Video Arts
These videos are part of larger installations within Project Cinema City. In the exhibition format the videos get layered with other materiality and achieved a 3-d presence. Yet they are quite autonomous as single channel videos.
Of Panorama, 10 mins, Silent
Animation video by Archana Hande.
The cityscape changes by the day and so are the fantasies of the citizens. In the collective memory, images of the cityscape that have been lost forever and the city of fantasy that always remains just outside one’s reach jumble up to become a series of dream-like lines, textures and colours.
Of Panorama, the animation film comprises of 15000 water colour paintings on the history of urbanization and development. The film portrays the city as a natural port and traces its changes through the period of aggressive urbanization and the mayhem of real estate speculation of the 19th and the 20th century and then make a speculation for the 21st century. The water colour paintings refer to the convention of landscape painting as well as cinematic framing of cityscapes.

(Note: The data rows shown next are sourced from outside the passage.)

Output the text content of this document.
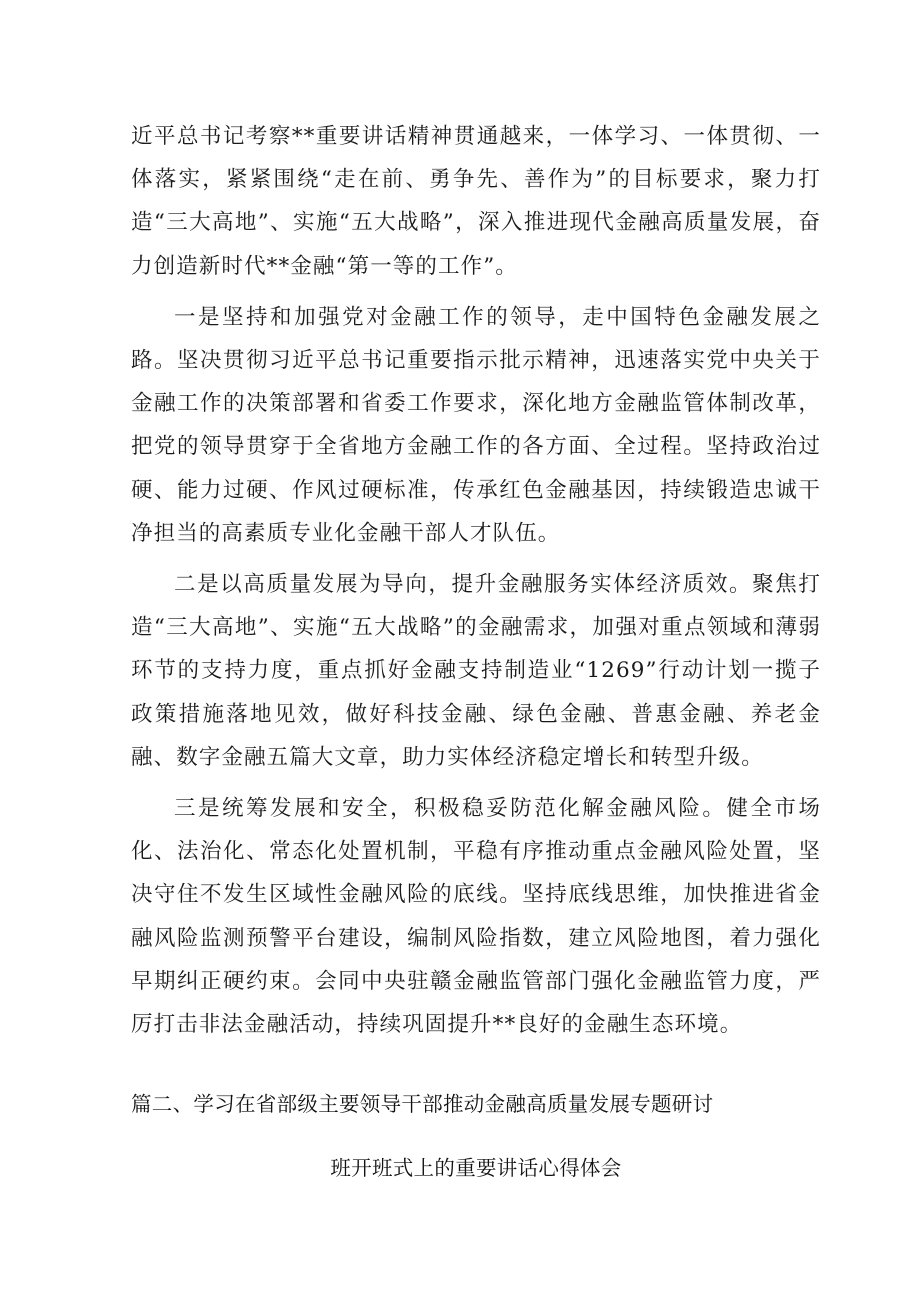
近平总书记考察**重要讲话精神贯通越来，一体学习、一体贯彻、一体落实，紧紧围绕“走在前、勇争先、善作为”的目标要求，聚力打造“三大高地”、实施“五大战略”，深入推进现代金融高质量发展，奋力创造新时代**金融“第一等的工作”。

一是坚持和加强党对金融工作的领导，走中国特色金融发展之路。坚决贯彻习近平总书记重要指示批示精神，迅速落实党中央关于金融工作的决策部署和省委工作要求，深化地方金融监管体制改革，把党的领导贯穿于全省地方金融工作的各方面、全过程。坚持政治过硬、能力过硬、作风过硬标准，传承红色金融基因，持续锻造忠诚干净担当的高素质专业化金融干部人才队伍。

二是以高质量发展为导向，提升金融服务实体经济质效。聚焦打造“三大高地”、实施“五大战略”的金融需求，加强对重点领域和薄弱环节的支持力度，重点抓好金融支持制造业“1269”行动计划一揽子政策措施落地见效，做好科技金融、绿色金融、普惠金融、养老金融、数字金融五篇大文章，助力实体经济稳定增长和转型升级。

三是统筹发展和安全，积极稳妥防范化解金融风险。健全市场化、法治化、常态化处置机制，平稳有序推动重点金融风险处置，坚决守住不发生区域性金融风险的底线。坚持底线思维，加快推进省金融风险监测预警平台建设，编制风险指数，建立风险地图，着力强化早期纠正硬约束。会同中央驻赣金融监管部门强化金融监管力度，严厉打击非法金融活动，持续巩固提升**良好的金融生态环境。

篇二、学习在省部级主要领导干部推动金融高质量发展专题研讨
班开班式上的重要讲话心得体会
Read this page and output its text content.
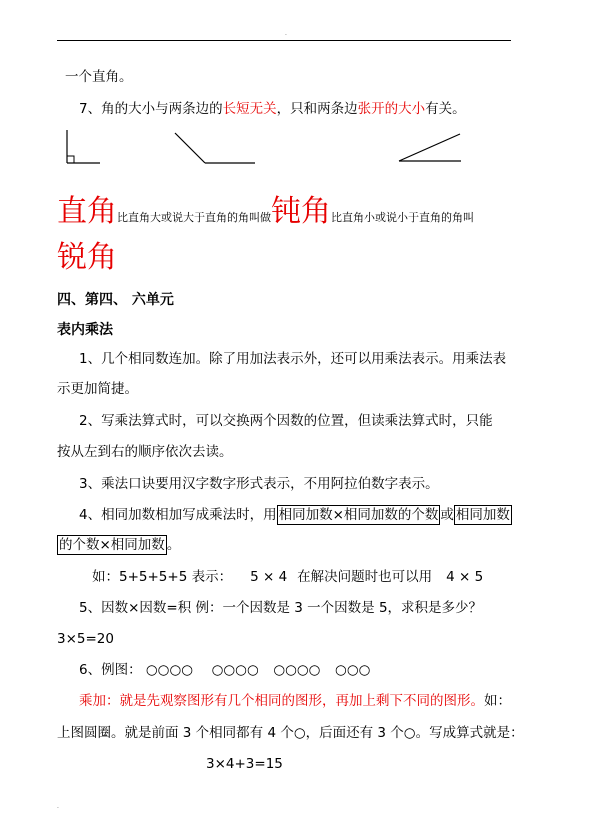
.
一个直角。
7、角的大小与两条边的长短无关，只和两条边张开的大小有关。
直角比直角大或说大于直角的角叫做钝角比直角小或说小于直角的角叫
锐角
四、第四、 六单元
表内乘法
1、几个相同数连加。除了用加法表示外，还可以用乘法表示。用乘法表
示更加简捷。
2、写乘法算式时，可以交换两个因数的位置，但读乘法算式时，只能
按从左到右的顺序依次去读。
3、乘法口诀要用汉字数字形式表示，不用阿拉伯数字表示。
4、相同加数相加写成乘法时，用 相同加数×相同加数的个数 或 相同加数
的个数×相同加数 。
如：5+5+5+5 表示： 5 × 4 在解决问题时也可以用 4 × 5
5、因数×因数=积 例：一个因数是 3 一个因数是 5，求积是多少？
3×5=20
6、例图： ○○○○ ○○○○ ○○○○ ○○○
乘加：就是先观察图形有几个相同的图形，再加上剩下不同的图形。如：
上图圆圈。就是前面 3 个相同都有 4 个○，后面还有 3 个○。写成算式就是：
3×4+3=15
.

Women viewing Cinema, 12 mins
found footage / material video.
Graphics by Simran Dhaliwal
Motion graphics by Abeer Gupta.
This video is part of an installation on cinema’s journey from Studio to Theatres.
In this video women spectators from diverse social background and across age groups narrate their corporeal relationship with cinema. They talk about the sensorial experience of viewing cinema in large magnification, which also includes the logistic aspects of visiting the theatre, architectural and infrastructural features of the theatre, the sociality of public place activities, issues of urban development and so on.
For more on Women and Cinema
ID Cards, 3.15 min
The film industries in India are neither governed by the norms of manufacturing industry or service industry nor are they considered as a full fledged informal sector. The aspect of intense desire to be inside the glamour world of cinema, on part of the migrant aspirants, makes this enterprise unique. Hence its ways to manage its labour force are also quite unprecedented. The labour unions, in this case, function more as gatekeepers to keep the aspirants at bay than as protectors of rights.
This video is edited by Mamta Murthy and Rikhav Desai. It is part of the installation The Western Suburb.